Dwiki Dharmawan nama motor itu. Sebuah motor Honda Supra X 125 cc yang saya pakai selama empat setengah tahun menjadi mahasiswa di Jogja. Kenangan akan perjalanan panjang di Jogja pun melintas begitu cepat hanya karena motor itu. Dwiki lah yang menemani saya menabrak tebing Pantai di kawasana Wonosari, mengantarkan entah berapa teman ke kosan, dan menemani saya tidur di pinggir jalan antara Jogja Magelang. Malam itu saya tahu Dwiki tak sekedar benda mati beroda dua, ia hidup di relung kenangan saya.

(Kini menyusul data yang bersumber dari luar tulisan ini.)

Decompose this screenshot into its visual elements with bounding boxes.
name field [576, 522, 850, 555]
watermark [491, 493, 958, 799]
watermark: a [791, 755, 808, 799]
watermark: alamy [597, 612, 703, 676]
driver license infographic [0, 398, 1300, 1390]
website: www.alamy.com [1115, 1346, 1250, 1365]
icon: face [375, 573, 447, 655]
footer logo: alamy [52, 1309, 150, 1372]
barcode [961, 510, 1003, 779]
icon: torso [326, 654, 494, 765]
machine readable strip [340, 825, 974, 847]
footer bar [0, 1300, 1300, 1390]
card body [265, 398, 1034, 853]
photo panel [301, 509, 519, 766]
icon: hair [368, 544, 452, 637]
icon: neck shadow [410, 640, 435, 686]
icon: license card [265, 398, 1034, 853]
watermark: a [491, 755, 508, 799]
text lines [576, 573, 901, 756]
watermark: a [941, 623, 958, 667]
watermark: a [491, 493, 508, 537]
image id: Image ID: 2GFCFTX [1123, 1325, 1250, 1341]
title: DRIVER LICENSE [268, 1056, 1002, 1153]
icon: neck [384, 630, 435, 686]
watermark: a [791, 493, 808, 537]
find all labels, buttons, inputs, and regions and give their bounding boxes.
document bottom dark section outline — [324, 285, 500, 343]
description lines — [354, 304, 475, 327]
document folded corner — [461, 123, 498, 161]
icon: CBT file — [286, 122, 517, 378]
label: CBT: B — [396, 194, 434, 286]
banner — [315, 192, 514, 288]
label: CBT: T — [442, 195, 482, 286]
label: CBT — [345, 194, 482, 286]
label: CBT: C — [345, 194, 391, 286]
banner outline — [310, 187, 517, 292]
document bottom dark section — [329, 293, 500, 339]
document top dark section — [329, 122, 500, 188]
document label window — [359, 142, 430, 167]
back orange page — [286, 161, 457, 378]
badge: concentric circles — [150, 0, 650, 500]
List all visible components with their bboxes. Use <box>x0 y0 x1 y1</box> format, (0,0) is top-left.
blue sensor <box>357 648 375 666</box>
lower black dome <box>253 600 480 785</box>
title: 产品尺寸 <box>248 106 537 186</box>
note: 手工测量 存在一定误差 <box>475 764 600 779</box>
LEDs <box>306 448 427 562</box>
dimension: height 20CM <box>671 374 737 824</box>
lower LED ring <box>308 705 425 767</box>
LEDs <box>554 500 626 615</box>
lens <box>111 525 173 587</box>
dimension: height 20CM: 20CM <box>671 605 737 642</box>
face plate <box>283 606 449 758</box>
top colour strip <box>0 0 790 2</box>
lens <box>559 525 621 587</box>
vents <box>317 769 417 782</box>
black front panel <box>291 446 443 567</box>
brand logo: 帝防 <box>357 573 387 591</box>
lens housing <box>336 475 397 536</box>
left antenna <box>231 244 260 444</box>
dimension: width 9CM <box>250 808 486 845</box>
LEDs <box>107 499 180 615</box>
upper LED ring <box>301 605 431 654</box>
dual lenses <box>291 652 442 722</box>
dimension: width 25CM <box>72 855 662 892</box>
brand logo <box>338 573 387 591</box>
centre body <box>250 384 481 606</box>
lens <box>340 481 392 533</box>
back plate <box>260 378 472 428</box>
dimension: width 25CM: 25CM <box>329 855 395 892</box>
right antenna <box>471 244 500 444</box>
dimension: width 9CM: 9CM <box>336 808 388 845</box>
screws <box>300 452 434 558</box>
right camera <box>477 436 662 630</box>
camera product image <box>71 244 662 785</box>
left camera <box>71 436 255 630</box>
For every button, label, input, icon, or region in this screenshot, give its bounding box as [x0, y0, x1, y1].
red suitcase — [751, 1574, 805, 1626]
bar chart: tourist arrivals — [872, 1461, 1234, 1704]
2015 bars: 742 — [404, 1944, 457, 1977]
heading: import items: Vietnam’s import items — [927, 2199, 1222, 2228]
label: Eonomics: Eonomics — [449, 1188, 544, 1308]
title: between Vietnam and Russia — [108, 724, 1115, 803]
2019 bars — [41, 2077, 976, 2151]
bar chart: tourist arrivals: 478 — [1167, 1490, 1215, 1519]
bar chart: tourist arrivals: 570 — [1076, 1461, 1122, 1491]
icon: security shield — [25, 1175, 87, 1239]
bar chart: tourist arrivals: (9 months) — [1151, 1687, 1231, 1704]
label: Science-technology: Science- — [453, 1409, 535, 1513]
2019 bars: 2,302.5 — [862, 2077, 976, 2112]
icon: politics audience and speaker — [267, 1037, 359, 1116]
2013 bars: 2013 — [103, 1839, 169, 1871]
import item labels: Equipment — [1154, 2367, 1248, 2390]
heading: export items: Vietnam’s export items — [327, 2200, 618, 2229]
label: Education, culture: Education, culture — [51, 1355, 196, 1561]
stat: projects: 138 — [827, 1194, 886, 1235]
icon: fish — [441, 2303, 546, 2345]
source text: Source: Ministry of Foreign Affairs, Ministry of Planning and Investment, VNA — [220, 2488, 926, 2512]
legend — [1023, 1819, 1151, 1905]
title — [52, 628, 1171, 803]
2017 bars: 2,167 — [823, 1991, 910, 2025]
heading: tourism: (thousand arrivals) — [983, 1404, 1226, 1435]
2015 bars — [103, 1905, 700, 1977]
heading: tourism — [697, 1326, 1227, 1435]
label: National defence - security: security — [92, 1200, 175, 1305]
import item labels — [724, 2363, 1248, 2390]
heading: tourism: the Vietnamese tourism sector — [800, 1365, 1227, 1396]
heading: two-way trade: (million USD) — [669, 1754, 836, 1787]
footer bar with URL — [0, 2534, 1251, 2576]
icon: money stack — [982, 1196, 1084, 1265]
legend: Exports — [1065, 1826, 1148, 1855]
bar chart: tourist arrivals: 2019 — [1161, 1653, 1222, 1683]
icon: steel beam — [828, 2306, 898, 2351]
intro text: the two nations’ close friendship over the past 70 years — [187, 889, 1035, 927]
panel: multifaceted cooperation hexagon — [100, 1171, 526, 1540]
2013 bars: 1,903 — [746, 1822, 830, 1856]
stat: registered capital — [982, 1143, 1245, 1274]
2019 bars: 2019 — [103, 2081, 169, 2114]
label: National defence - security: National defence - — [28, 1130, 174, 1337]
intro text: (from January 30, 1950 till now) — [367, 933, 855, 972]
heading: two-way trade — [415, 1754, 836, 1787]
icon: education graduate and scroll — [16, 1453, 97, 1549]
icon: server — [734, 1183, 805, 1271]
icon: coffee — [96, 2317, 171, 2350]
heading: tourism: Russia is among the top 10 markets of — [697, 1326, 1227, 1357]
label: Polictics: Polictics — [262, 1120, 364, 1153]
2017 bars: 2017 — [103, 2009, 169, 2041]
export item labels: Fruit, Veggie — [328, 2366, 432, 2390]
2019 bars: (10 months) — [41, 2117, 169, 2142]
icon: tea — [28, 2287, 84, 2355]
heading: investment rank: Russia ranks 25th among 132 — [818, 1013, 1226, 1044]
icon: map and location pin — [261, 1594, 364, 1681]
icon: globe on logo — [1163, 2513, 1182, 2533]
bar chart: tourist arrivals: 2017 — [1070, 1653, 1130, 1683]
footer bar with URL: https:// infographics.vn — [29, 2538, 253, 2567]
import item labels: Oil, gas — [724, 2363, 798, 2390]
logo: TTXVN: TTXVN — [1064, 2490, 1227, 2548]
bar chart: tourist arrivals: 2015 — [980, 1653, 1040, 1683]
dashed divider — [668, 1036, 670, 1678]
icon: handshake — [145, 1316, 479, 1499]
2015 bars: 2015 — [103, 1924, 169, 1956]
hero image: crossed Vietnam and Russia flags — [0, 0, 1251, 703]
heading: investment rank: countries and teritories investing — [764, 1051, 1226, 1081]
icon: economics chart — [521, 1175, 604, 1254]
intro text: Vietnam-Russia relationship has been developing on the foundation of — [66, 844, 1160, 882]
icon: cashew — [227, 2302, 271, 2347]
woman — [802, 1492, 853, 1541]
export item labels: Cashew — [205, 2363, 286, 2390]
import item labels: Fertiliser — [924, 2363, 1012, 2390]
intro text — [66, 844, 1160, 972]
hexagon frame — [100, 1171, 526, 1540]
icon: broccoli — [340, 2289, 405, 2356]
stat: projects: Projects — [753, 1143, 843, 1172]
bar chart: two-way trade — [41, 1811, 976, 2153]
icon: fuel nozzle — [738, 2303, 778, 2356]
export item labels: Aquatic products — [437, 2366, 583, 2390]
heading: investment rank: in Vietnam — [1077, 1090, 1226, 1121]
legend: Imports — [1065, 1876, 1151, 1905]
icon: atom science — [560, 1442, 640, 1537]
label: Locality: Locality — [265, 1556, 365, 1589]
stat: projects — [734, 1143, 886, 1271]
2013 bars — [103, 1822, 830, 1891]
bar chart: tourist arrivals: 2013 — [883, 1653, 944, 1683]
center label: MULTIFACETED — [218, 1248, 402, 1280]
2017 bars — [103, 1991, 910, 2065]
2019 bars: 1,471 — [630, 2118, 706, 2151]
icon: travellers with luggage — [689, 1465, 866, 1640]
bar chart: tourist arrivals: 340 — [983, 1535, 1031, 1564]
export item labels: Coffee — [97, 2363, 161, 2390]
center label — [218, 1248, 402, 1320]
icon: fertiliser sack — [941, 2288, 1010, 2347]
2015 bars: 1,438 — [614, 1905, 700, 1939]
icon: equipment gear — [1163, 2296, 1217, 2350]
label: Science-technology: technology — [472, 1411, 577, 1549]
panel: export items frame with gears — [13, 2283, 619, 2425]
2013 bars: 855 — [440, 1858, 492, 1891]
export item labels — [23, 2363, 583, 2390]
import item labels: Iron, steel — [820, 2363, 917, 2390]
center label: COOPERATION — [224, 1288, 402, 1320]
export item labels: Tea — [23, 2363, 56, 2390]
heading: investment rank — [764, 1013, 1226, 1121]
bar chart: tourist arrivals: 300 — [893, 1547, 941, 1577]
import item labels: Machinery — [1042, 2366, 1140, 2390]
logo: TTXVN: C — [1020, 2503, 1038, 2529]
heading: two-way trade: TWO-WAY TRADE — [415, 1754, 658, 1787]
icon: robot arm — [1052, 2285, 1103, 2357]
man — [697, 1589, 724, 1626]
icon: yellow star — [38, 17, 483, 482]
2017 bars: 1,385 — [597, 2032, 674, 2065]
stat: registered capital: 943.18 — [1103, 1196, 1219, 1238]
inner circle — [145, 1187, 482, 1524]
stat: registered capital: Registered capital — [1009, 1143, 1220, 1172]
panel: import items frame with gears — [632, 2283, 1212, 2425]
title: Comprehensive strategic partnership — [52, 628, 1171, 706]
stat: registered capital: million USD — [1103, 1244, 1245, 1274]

Berpisah dengannya sama dengan berpisah dengan Pakde saya. “Ayo We,” kata rekan saya, Roki, sambil memegang pundak saya tanda harus segera ke stasiun untuk ke Jakarta. Dan malam itu saya kehilangan seorang Dwiki, kehilangan penanda kenangan.
“Besok motornya dipaket ke Paser ya We,” perintah Arga pada saya. Arga adalah koordinator Pengajar Muda di penempatan saya. Sesuai amanat kantor, satu motor yang ada di penempatan kami harus dikirim ke Paser, Kalimantan. Membaca perintah Arga via pesan pendek membuat saya memandang motor bebek berwarna putih hitam. Sebuah motor produk India itu terparkir rapi di pojokan kediaman hostfam saya.
Jaka Tingkir menikmati malam itu dengan kesedihan karena akan berpisah dengan saya. Ya Jaka Tingkir adalah nama yang saya berikan pada motor tersebut. Bersama Jaka saya pernah jatuh terguling di lumpur, hampir menabrak ayam tetangga, juga tersungkur di tengah hutan karet. Bersama Si Tingkir saya merasakan sebuah pengalaman yang mahal harganya. Malam itu menjadi malam terakhir bagi saya dan Tingkir.
“Sekitar dua minggu lah Mas sampai,” ujar Fanani, seorang petugas pengiriman paket di daerah Lintas Sumatera. Sambil menyerahkan sebuah nota pengiriman ia meminta kunci motor dan STNK Jaka Tingkir. Menyerahkan kunci dan surat Si Tingkir bagaikan merelakan sebuah hubungan yang kandas begitu saja dengan sang pacar. Kini saya tak lagi bersamanya. Mungkin ia akan punya sahabat baru di tanah Kalimantan sana. Di kejauhan Lintas Sumatera saya menyempatkan menengok Tingkir yang terparkir rapi di halaman kantor penyedia paket.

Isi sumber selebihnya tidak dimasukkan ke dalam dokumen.